SINGAPORE: Brand collaborations with artists should include focus on creative freedom, shared values and mutual respect, according to marketing experts in Singapore.

“Brands are starting to look beyond just selling their product. They are looking at connecting on a deeper and emotional way with the target consumers,” said Conrad Mendoza, senior regional marketing manager at HP, during the recent Creative Cities event held by The Drum in Singapore.

However, uneasy tensions can exist between the two, which means shared values and proactive communication is important. (For more on how brands can collaborate effectively with artists, read WARC’s report: ‘Don’t buy a dog and bark yourself’ – how brands should work with artists.)

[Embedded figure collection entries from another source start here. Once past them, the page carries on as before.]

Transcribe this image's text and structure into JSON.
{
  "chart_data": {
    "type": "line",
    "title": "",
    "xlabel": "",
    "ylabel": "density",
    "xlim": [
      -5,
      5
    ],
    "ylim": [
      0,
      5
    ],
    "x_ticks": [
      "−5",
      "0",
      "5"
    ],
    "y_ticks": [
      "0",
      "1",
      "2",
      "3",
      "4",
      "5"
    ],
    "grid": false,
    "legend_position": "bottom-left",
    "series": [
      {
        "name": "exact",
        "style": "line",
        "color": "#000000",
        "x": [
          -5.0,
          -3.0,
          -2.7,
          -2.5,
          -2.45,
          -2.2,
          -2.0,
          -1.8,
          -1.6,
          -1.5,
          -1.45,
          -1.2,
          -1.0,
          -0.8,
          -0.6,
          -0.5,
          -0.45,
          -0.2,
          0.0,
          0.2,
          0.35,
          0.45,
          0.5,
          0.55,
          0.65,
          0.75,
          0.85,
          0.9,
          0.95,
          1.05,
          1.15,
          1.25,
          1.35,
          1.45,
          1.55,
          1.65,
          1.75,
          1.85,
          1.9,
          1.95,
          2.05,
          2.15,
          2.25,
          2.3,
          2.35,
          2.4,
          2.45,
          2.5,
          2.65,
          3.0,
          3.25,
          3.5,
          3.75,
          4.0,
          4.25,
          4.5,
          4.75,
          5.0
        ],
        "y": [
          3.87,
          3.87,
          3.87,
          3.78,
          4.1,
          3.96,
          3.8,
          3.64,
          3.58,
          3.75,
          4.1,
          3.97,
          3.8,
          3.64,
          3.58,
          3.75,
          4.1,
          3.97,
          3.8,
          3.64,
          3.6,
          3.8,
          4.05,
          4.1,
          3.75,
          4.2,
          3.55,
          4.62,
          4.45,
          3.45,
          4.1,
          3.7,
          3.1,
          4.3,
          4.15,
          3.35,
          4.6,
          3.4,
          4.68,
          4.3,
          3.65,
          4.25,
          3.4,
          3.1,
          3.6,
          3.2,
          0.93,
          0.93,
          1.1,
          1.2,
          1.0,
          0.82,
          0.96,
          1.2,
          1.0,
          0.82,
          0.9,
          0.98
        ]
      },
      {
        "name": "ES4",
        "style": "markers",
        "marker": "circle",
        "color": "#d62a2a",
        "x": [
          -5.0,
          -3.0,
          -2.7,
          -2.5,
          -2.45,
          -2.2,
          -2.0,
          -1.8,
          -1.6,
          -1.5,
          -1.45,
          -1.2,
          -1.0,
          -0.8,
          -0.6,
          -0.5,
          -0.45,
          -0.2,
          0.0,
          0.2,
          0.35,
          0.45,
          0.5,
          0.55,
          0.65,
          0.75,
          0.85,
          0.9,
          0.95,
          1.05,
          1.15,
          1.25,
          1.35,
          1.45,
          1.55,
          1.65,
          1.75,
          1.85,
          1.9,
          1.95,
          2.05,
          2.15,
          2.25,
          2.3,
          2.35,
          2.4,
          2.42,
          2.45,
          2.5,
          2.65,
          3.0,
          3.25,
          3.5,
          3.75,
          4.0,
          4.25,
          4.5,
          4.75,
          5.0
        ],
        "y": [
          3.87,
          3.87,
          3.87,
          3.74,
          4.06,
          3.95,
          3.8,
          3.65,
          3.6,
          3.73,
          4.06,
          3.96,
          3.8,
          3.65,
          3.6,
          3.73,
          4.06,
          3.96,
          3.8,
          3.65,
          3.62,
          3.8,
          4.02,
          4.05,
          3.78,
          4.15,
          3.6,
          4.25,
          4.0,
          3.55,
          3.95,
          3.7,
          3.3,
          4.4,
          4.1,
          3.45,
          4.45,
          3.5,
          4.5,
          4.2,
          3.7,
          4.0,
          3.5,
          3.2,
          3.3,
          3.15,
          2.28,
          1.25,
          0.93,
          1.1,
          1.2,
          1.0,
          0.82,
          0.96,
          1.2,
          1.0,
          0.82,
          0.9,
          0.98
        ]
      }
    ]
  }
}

“Part of the friction and disconnect between the art side and brands is [that] one is all about commercialisation and pushing people to use this and buy more of that, while the other one is saying, ‘Let’s be real, let’s be authentic, let’s have purpose and do meaningful stuff’,” said Matthias Schuecking, former Unilever executive and ex-Airbnb APAC marketing head, a fellow panelist.

Of the brands that HP works with, Mendoza observed that there is an alignment with the ethos of the brand and the ethos of the artist.

“The brand would say, ‘This is where it stands, this is my position’, and they would look for an artist who has the same individuality…they use it as a way to engage,” he said.

Schuecking challenged agencies to get brands to go beyond the immediate objectives of, say, boosting sales with packaging or growing market share.

“Push them to talk about purpose. Ask them, ‘What are your values?’ Ask them, ‘How do you make a difference? How do you actually add value?’,” he said.

“Once you have the core values and purpose, and you’re clear of that, you’re going to have it a lot easier to find artists who would work with you. It would be easier for you to find more commonalities and have more authenticity at the end.”